Sometimes I Bend the Rules

There are two seniors in my Upper School advising group who are sloughing through the college application process.  Everyday brings a new venting, only occasionally a celebration of a milestone passed.  So, it was with consternation that I read a recent article in the New York Times, titled They Loved Your G.P.A. Then They Saw Your Tweet., about the impact of social media presence on the college application process.  

The opening section caught my eye, "At Bowdoin College in Brunswick, Me., admissions officers are still talking about the high school senior who attended a campus information session last year for prospective students. Throughout the presentation, she apparently posted disparaging comments on Twitter about her fellow attendees, repeatedly using a common expletive." I cannot imagine what this student was thinking, but it made me stop and consider how my own seniors are using social media.  I have made it a policy not to connect through social media with current students but I bent that rule late last year.  

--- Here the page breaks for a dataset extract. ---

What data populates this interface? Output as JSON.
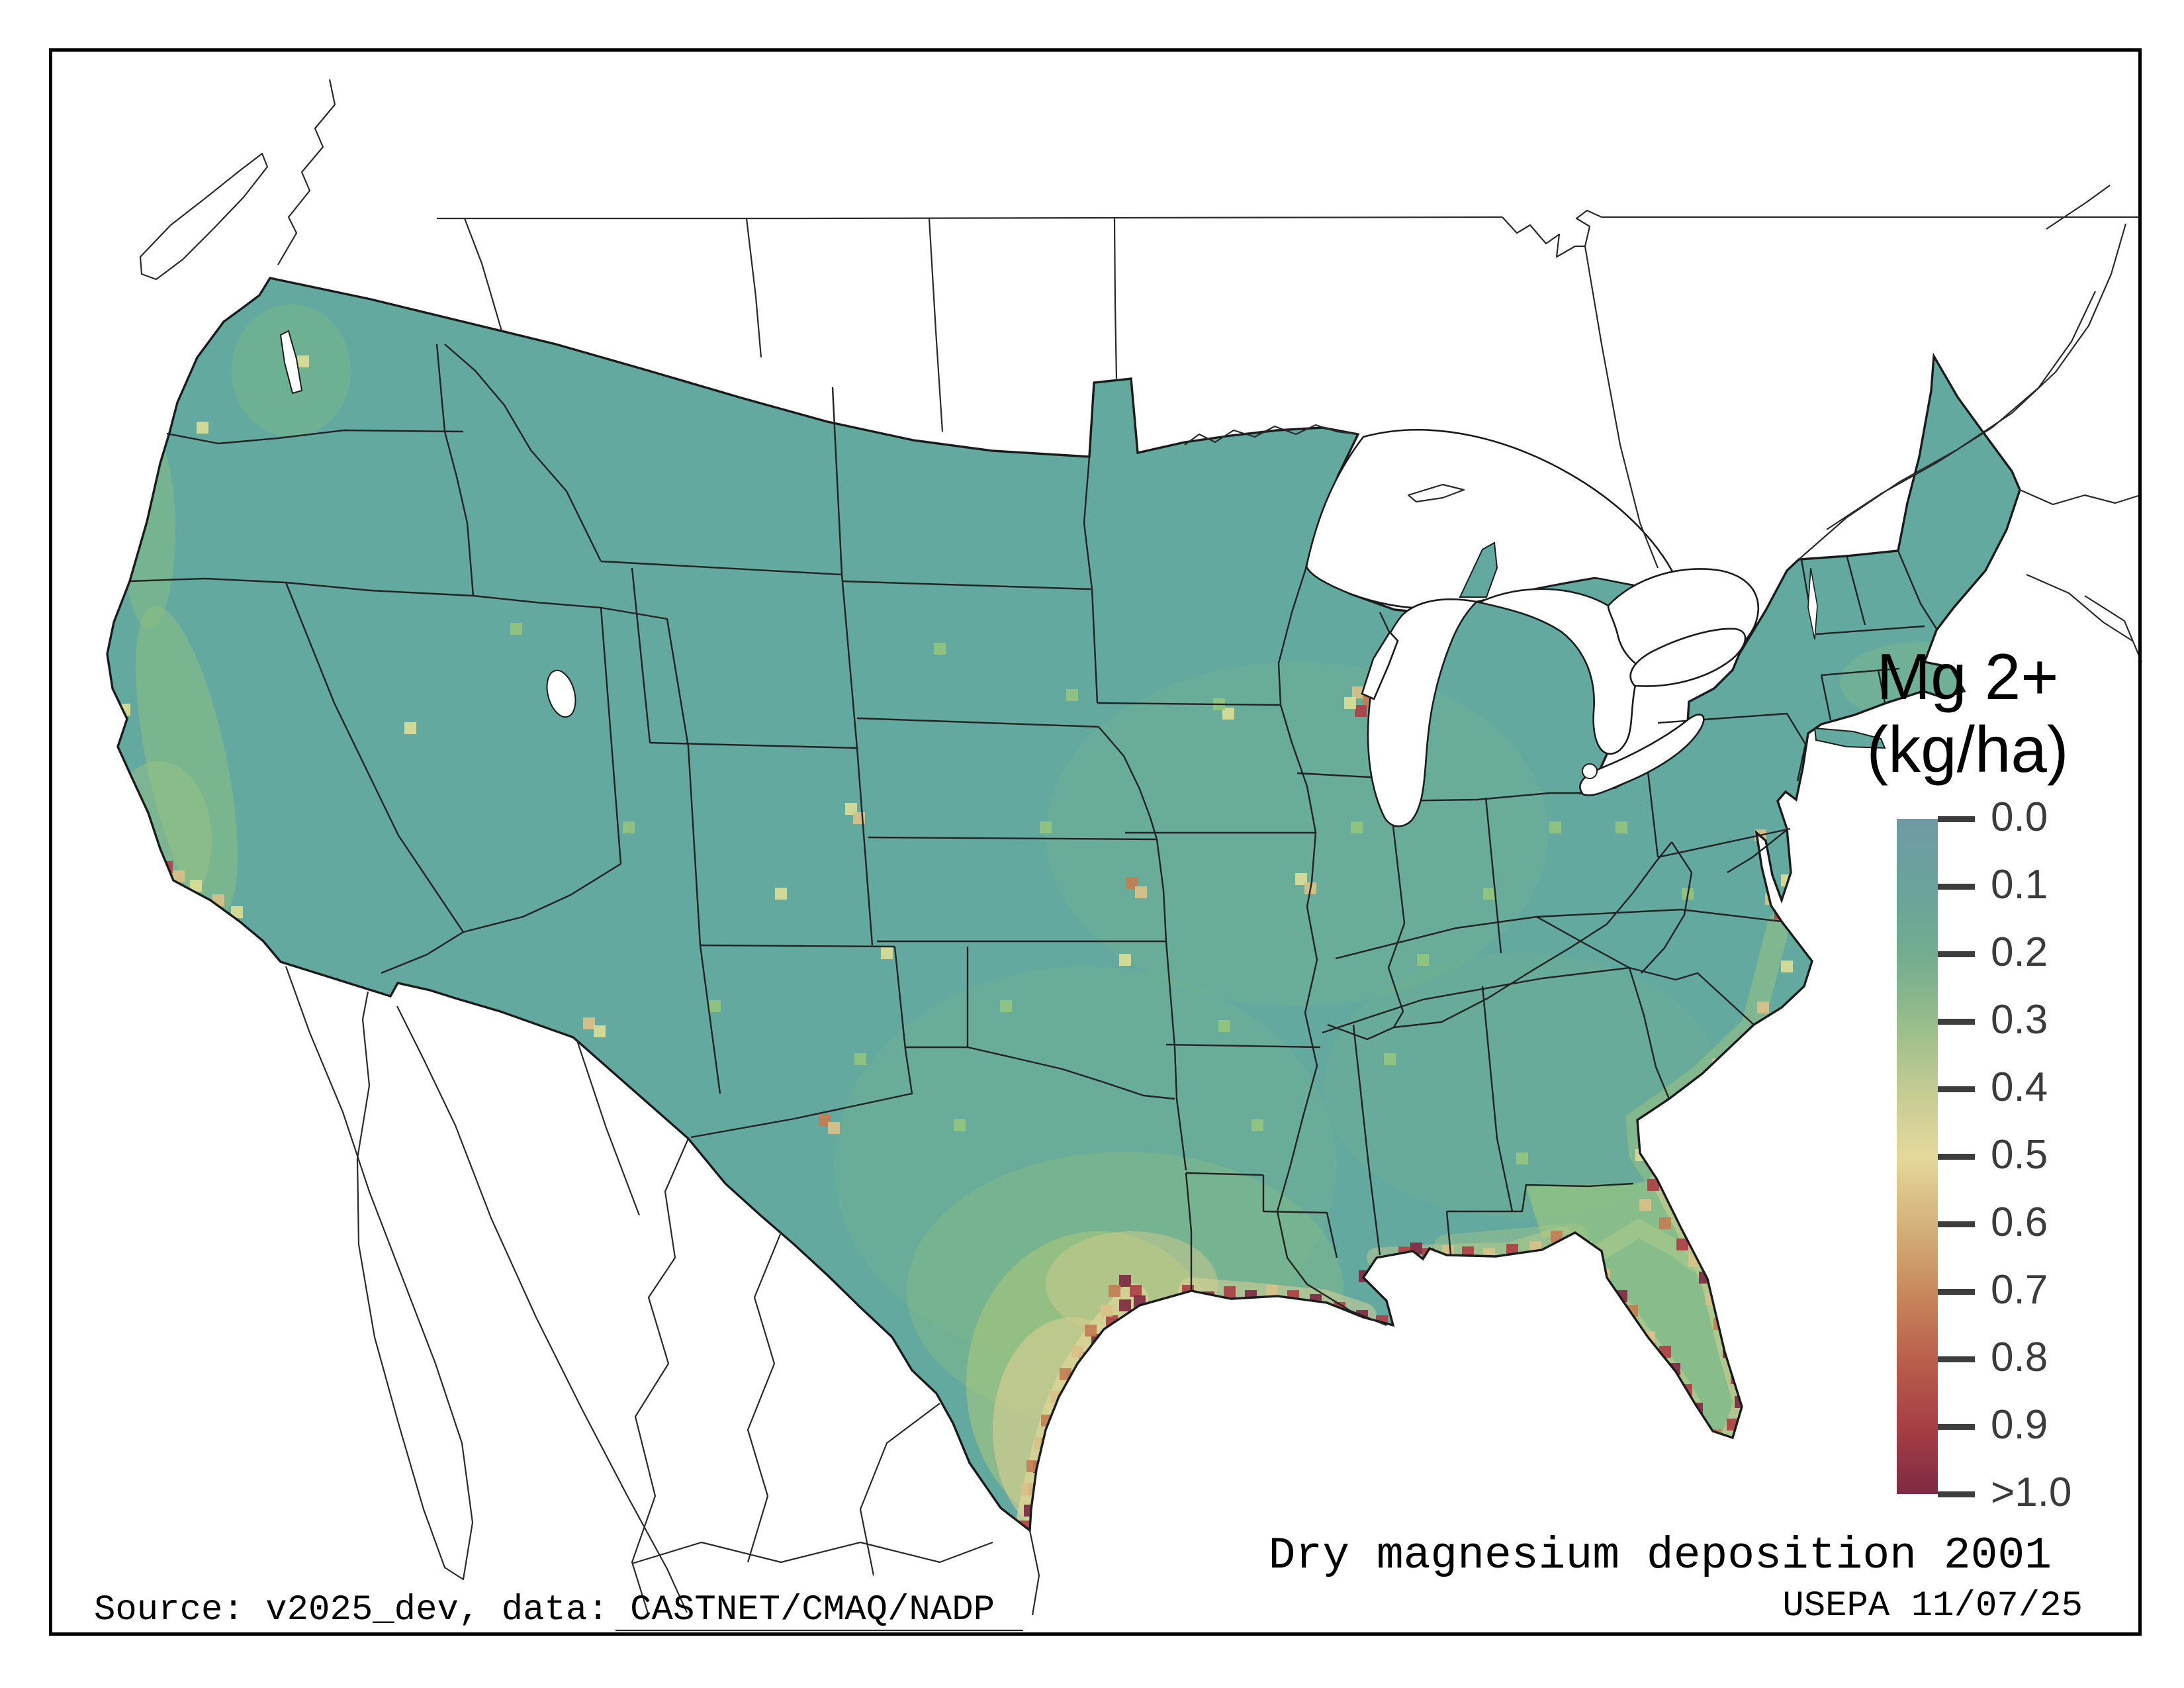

Have you ever driven a car full of teenagers for any length of time?  If you are quiet they forget about you, or at least they ignore you.  You learn a lot, and with a helpful cough or grunt, you can remind them of your presence to prevent yourself from learning too much.  I was invited by a then junior now senior to join Instagram.  I'd avoided it until then but I considered it on her behalf.  Then I weighed the implications and consulted with a workmate.  My colleague helped me see that if I allow a student just that little bit of a window, and I carefully curate what I Instagram it would have the same effect as when quietly driving a car full of kids.  My student would know I was there and perhaps her online social life would in some way be shaped by my presence.  

Mostly I post pictures of my cat and dog, or even a particularly lovely scenic view.  I don't "follow back" but there are a couple of other advisees that follow me.  I'm still wary but I try to model the "if I can't say/post it in a school hallway I won't post it here" mentality.  I was able to stay connected to advisees as I traveled this summer and when I posted a picture of an ancient Greek carving of Odysseus, from The Metropolitan Museum in New York, I was pleased to see that a kid to whom I'd taught The Odyssey expressed comic aversion to my taste in art. I got a chuckle and she got to rib me, it seemed like a fair exchange.  

A minor connection, perhaps too small to note if Instagram didn’t permanently log it, but the long-term effects are deeper.  I hope that none of my advisees is ever so alone online that they feel like no one who matters to them is listening.  



   

2 comments:

  1. Nice - taking a risk, right? This post reminds me of this post by Chris Lehmann of SLA - http://practicaltheory.org/blog/2013/09/12/somebodys-twatching-me/

    We can use SM to forge relationships. It's kind of like "flipping" advising - you flip your classroom, why can't you flip advising?

    ReplyDelete
  2. Thank you for sharing this James. Social Media is another opportunity to allow our students to communicate with us and to be a positive presence in their lives.